XXVII Domingo del Tiempo Ordinario. Ciclo B
Fecha: 04/10/1970. Publicado en: Semanario Diocesano Luz y Vida 604, 6
LECTURA del Libro del Génesis:
El Señor Dios se dijo:
No está bien que el hombre esté sólo; voy a hacerle alguien como él para que le ayude.
Entonces el Señor Dios modeló de arcilla todas las bestias del campo y todos los pájaros del cielo, y se los presentó al hombre, para ver qué nombre les ponía. Y cada ser vivo llevaría el nombre que el hombre le pusiera.
Así el hombre puso nombre a todos los animales domésticos, a los pájaros del cielo y a las bestias del campo; pero no se encontraba ninguno como él que le ayudase.
Entonces el Señor Dios dejó caer sobre el hombre un letargo, y el hombre se durmió. Le sacó una costilla y le cerró el sitio con carne.
Y el Señor trabajo la costilla que le había sacado al hombre, haciendo una mujer, y se la presentó al hombre.
- ¡Esta sí que es hueso de mis huesos y carne de mi carne!
Su nombre será Mujer, porque ha salido del hombre. Por eso abandonará el hombre a su padre y a su madre, se unirá a su mujer y serán los dos una sola carne.
(2, 18-24.)
Nuestro pasaje de hoy - el relato de la creación de la mujer en el libro del Génesis-, viene sólo a ilustrar una alusión de Jesús en la lectura evangélica de la Misa. En ella, unos fariseos preguntan a Jesús si le es lícito a un hombre divorciarse de su mujer, para dar ocasión a que Jesús se enfrentara con la Ley, que permitía el divorcio.

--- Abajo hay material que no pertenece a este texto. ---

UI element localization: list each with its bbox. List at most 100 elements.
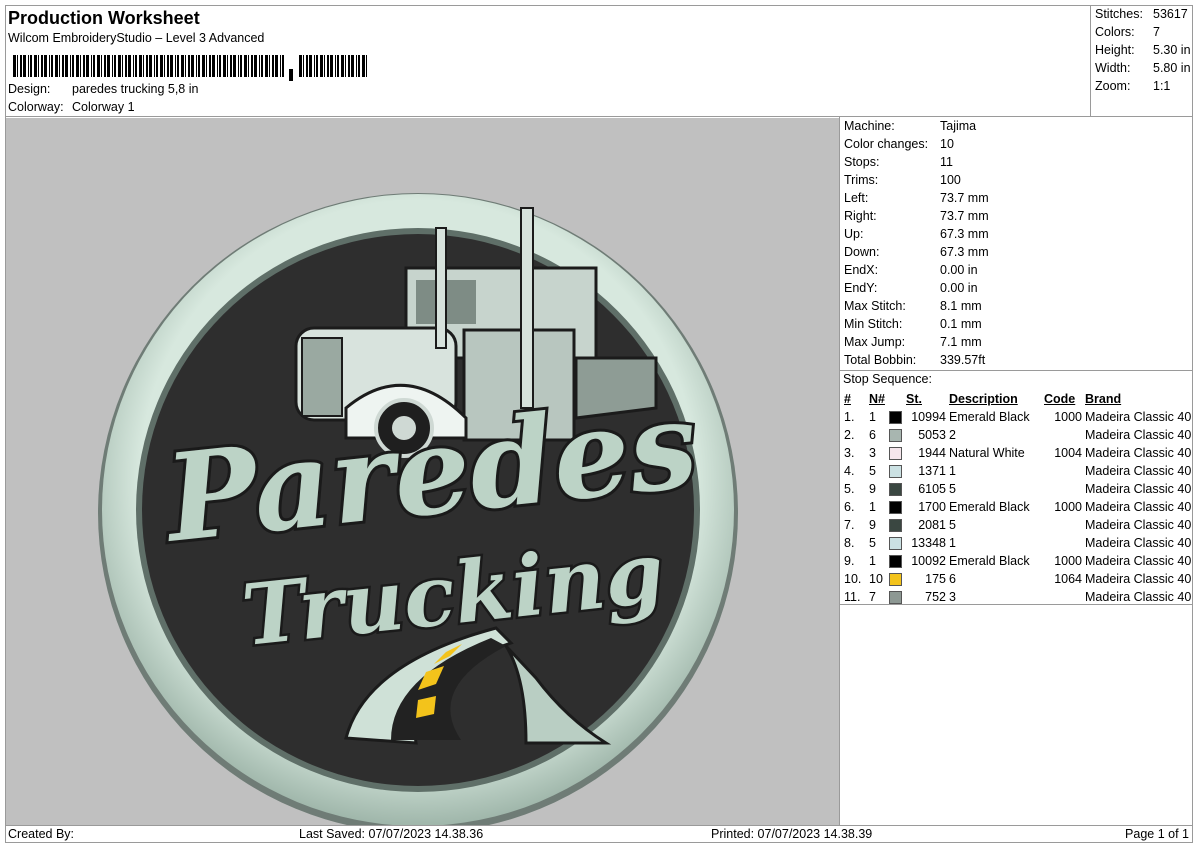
table-row: 5. 9 6105 5 Madeira Classic 40 (841, 480, 1191, 498)
color-swatch (889, 555, 902, 569)
worksheet-footer: Created By: Last Saved: 07/07/2023 14.38… (5, 825, 1193, 843)
color-swatch (889, 465, 902, 479)
design-label: Design: (8, 82, 51, 96)
stop-index: 2. (844, 428, 855, 442)
info-max-stitch: Max Stitch: 8.1 mm (844, 299, 982, 313)
summary-height: Height: 5.30 in (1095, 43, 1191, 57)
thread-code (1041, 480, 1082, 498)
colorway-row: Colorway: Colorway 1 (8, 100, 135, 114)
stop-index: 6. (844, 500, 855, 514)
thread-brand: Madeira Classic 40 (1085, 536, 1192, 550)
stitch-count: 1700 (918, 500, 946, 514)
design-preview: Paredes Trucking (6, 118, 839, 833)
swatch-cell (889, 516, 903, 534)
barcode (13, 55, 373, 83)
table-row: 3. 3 1944 Natural White 1004 Madeira Classic … (841, 444, 1191, 462)
thread-description: 5 (949, 518, 956, 532)
col-code: Code (1044, 392, 1076, 406)
needle-number: 1 (869, 410, 876, 424)
footer-page-number: Page 1 of 1 (1125, 827, 1189, 841)
info-left: Left: 73.7 mm (844, 191, 989, 205)
footer-last-saved: Last Saved: 07/07/2023 14.38.36 (299, 827, 484, 841)
thread-brand: Madeira Classic 40 (1085, 464, 1192, 478)
divider-stop-sequence (839, 370, 1193, 371)
thread-code: 1000 (1054, 554, 1082, 568)
table-row: 7. 9 2081 5 Madeira Classic 40 (841, 516, 1191, 534)
needle-number: 9 (869, 482, 876, 496)
thread-code: 1000 (1054, 410, 1082, 424)
color-swatch (889, 519, 902, 533)
thread-brand: Madeira Classic 40 (1085, 554, 1192, 568)
stitch-count: 10994 (911, 410, 946, 424)
software-name: Wilcom EmbroideryStudio – Level 3 Advanc… (8, 31, 265, 45)
needle-number: 10 (869, 572, 883, 586)
swatch-cell (889, 462, 903, 480)
thread-code: 1064 (1054, 572, 1082, 586)
stop-index: 9. (844, 554, 855, 568)
info-endy: EndY: 0.00 in (844, 281, 978, 295)
color-swatch (889, 537, 902, 551)
stitch-count: 1944 (918, 446, 946, 460)
colorway-label: Colorway: (8, 100, 64, 114)
stitch-count: 2081 (918, 518, 946, 532)
col-needle: N# (869, 392, 885, 406)
color-swatch (889, 573, 902, 587)
stop-sequence-table: # N# St. Description Code Brand 1. 1 10994… (841, 390, 1191, 606)
thread-brand: Madeira Classic 40 (1085, 482, 1192, 496)
color-swatch (889, 591, 902, 605)
thread-description: Emerald Black (949, 554, 1030, 568)
color-swatch (889, 447, 902, 461)
stitch-count: 10092 (911, 554, 946, 568)
page-title: Production Worksheet (8, 8, 200, 28)
color-swatch (889, 483, 902, 497)
colorway-value: Colorway 1 (72, 100, 135, 114)
info-total-bobbin: Total Bobbin: 339.57ft (844, 353, 986, 367)
thread-brand: Madeira Classic 40 (1085, 446, 1192, 460)
thread-code: 1000 (1054, 500, 1082, 514)
thread-brand: Madeira Classic 40 (1085, 428, 1192, 442)
thread-description: 6 (949, 572, 956, 586)
summary-stitches: Stitches: 53617 (1095, 7, 1188, 21)
thread-description: Emerald Black (949, 410, 1030, 424)
stitch-count: 1371 (918, 464, 946, 478)
swatch-cell (889, 444, 903, 462)
swatch-cell (889, 498, 903, 516)
col-brand: Brand (1085, 392, 1122, 406)
stop-index: 10. (844, 572, 862, 586)
stitch-count: 13348 (911, 536, 946, 550)
thread-description: 1 (949, 464, 956, 478)
thread-code (1041, 462, 1082, 480)
thread-code (1041, 426, 1082, 444)
worksheet-header: Production Worksheet Wilcom EmbroiderySt… (5, 5, 1091, 117)
swatch-cell (889, 408, 903, 426)
info-machine: Machine: Tajima (844, 119, 977, 133)
stop-index: 5. (844, 482, 855, 496)
info-stops: Stops: 11 (844, 155, 953, 169)
swatch-cell (889, 480, 903, 498)
stop-sequence-title: Stop Sequence: (843, 372, 932, 386)
stop-table-header: # N# St. Description Code Brand (841, 390, 1191, 408)
color-swatch (889, 411, 902, 425)
swatch-cell (889, 534, 903, 552)
needle-number: 5 (869, 536, 876, 550)
table-row: 10. 10 175 6 1064 Madeira Classic 40 (841, 570, 1191, 588)
table-row: 1. 1 10994 Emerald Black 1000 Madeira Classic… (841, 408, 1191, 426)
design-row: Design: paredes trucking 5,8 in (8, 82, 198, 96)
stitch-count: 175 (925, 572, 946, 586)
swatch-cell (889, 426, 903, 444)
thread-brand: Madeira Classic 40 (1085, 518, 1192, 532)
color-swatch (889, 429, 902, 443)
design-value: paredes trucking 5,8 in (72, 82, 199, 96)
info-trims: Trims: 100 (844, 173, 961, 187)
thread-code (1041, 534, 1082, 552)
col-stitches: St. (906, 392, 922, 406)
thread-code (1041, 516, 1082, 534)
info-right: Right: 73.7 mm (844, 209, 989, 223)
thread-brand: Madeira Classic 40 (1085, 572, 1192, 586)
swatch-cell (889, 570, 903, 588)
stop-index: 1. (844, 410, 855, 424)
thread-brand: Madeira Classic 40 (1085, 410, 1192, 424)
stop-index: 3. (844, 446, 855, 460)
swatch-cell (889, 552, 903, 570)
summary-zoom: Zoom: 1:1 (1095, 79, 1171, 93)
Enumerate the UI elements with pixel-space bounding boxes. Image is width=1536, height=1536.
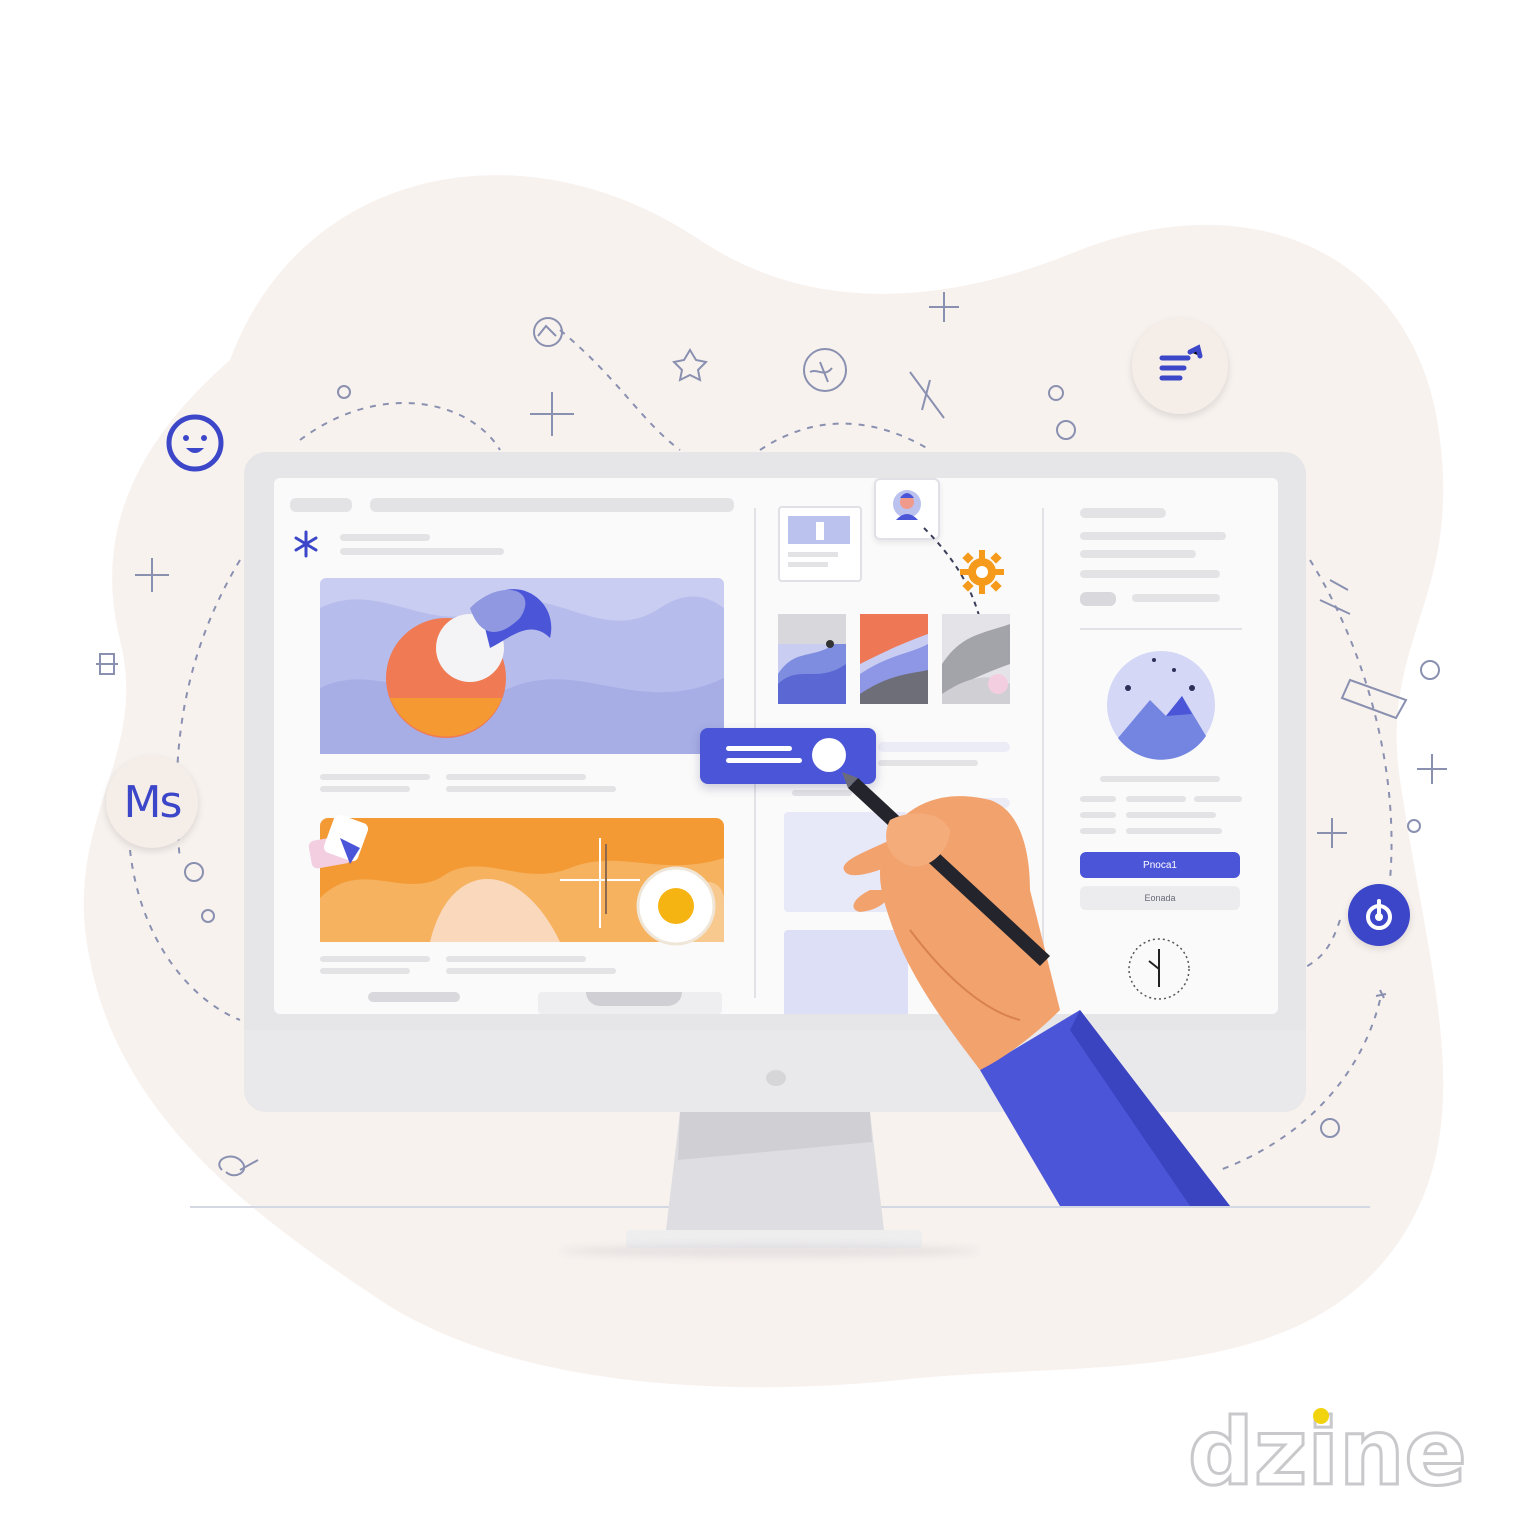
egg-icon xyxy=(636,866,716,946)
left-footer-bowl xyxy=(586,992,682,1006)
power-icon xyxy=(1348,884,1410,946)
middle-bar-2 xyxy=(878,760,978,766)
hero-caption-bar-3 xyxy=(320,786,410,792)
left-subtitle-bar-2 xyxy=(340,548,504,555)
hero-image xyxy=(320,578,724,754)
left-header-bar-2 xyxy=(370,498,734,512)
sparkle-icon xyxy=(292,530,320,563)
toggle-knob[interactable] xyxy=(812,738,846,772)
gallery-image-3[interactable] xyxy=(942,614,1010,704)
middle-bar-1 xyxy=(878,742,1010,752)
menu-lines-icon xyxy=(1132,318,1228,414)
hand-with-pen xyxy=(842,772,1230,1206)
left-header-bar-1 xyxy=(290,498,352,512)
right-bar-2 xyxy=(1080,532,1226,540)
banner-caption-bar-2 xyxy=(446,956,586,962)
left-footer-bar xyxy=(368,992,460,1002)
thumbnail-card[interactable] xyxy=(778,506,862,582)
monitor-power-dot xyxy=(766,1070,786,1086)
gallery-image-2[interactable] xyxy=(860,614,928,704)
ms-label: Ms xyxy=(123,776,183,828)
banner-caption-bar-1 xyxy=(320,956,430,962)
right-bar-1 xyxy=(1080,508,1166,518)
banner-caption-bar-3 xyxy=(320,968,410,974)
mountain-illustration xyxy=(1107,651,1215,760)
left-subtitle-bar-1 xyxy=(340,534,430,541)
hero-caption-bar-1 xyxy=(320,774,430,780)
right-chip[interactable] xyxy=(1080,592,1116,606)
right-bar-5 xyxy=(1132,594,1220,602)
smiley-icon xyxy=(164,412,226,474)
ms-badge: Ms xyxy=(106,756,198,848)
gallery-image-1[interactable] xyxy=(778,614,846,704)
gear-icon xyxy=(960,550,1004,594)
right-divider xyxy=(1080,628,1242,630)
dzine-logo: dzine xyxy=(1188,1398,1468,1507)
right-bar-3 xyxy=(1080,550,1196,558)
hero-caption-bar-2 xyxy=(446,774,586,780)
hero-caption-bar-4 xyxy=(446,786,616,792)
right-bar-4 xyxy=(1080,570,1220,578)
stand-shadow xyxy=(560,1244,980,1258)
pastel-shapes-decoration xyxy=(308,814,369,869)
banner-caption-bar-4 xyxy=(446,968,616,974)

Jesús -con una pregunta muy de su estilo- no entra en le juego. Si Moisés permitió el divorcio, fue, por decirlo así, una “concesión” a la dureza de corazón de los israelitas. Pero la voluntad original de Dios no era ésa, sino la que se expresa en otro lugar de la Ley; en el relato de la creación de la mujer: “Dejará el hombre a su padre y a su madre, y se unirá a su mujer; y serán los dos una sola carne.” Con esa respuesta, Jesús no toca la autoridad legislativa de Moisés, y al mismo tiempo expone la verdadera exigencia moral del matrimonio.
Si nos fijamos ahora sólo en nuestra lectura, ésta es tan rica en contenido y tan fina en la observación del hombre como lo son en general todos los relatos que componen los primeros capítulos del Génesis. El porqué del relato está en el último versículo. “Por eso deja el hombre a su padre y a su madre, y se une a la mujer, y se hacen una sola carne.” El autor quiere saber de dónde viene la atracción de los sexos, ese amor que, en expresión del Cantar de los Cantares “es fuerte como la Muerte”; más fuerte, incluso, que el lazo que une a un hijo con sus padres. Y su respuesta es que esa atracción es querida por Dios desde el comienzo: la mujer es la compañera que Dios ha dado al hombre; sólo ella es semejante a él (“carne de mi carne y hueso de mis huesos”; eso es lo que trata de expresar la imagen de la costilla), y sólo ella comparte su destino, cosa de la que tendrán los dos una dolorosa experiencia. Por eso la creación de la mujer viene contada en el marco -y en la cumbre- de los dones que la solicitud paternal de Dios ha puesto junto al hombre. Por eso, esa deliciosa imagen de clamación de gozo y de sorpresa del hombre, tan rica de matices en hebreo como difícil de expresar en nuestras lenguas.
Ayuda, compañía, amor. Esa era el plan de Dios desde el principio. ¡Qué lástima que las palabras se gasten, y que en el uso de los hombres indiquen a veces lo contrario de lo que significan!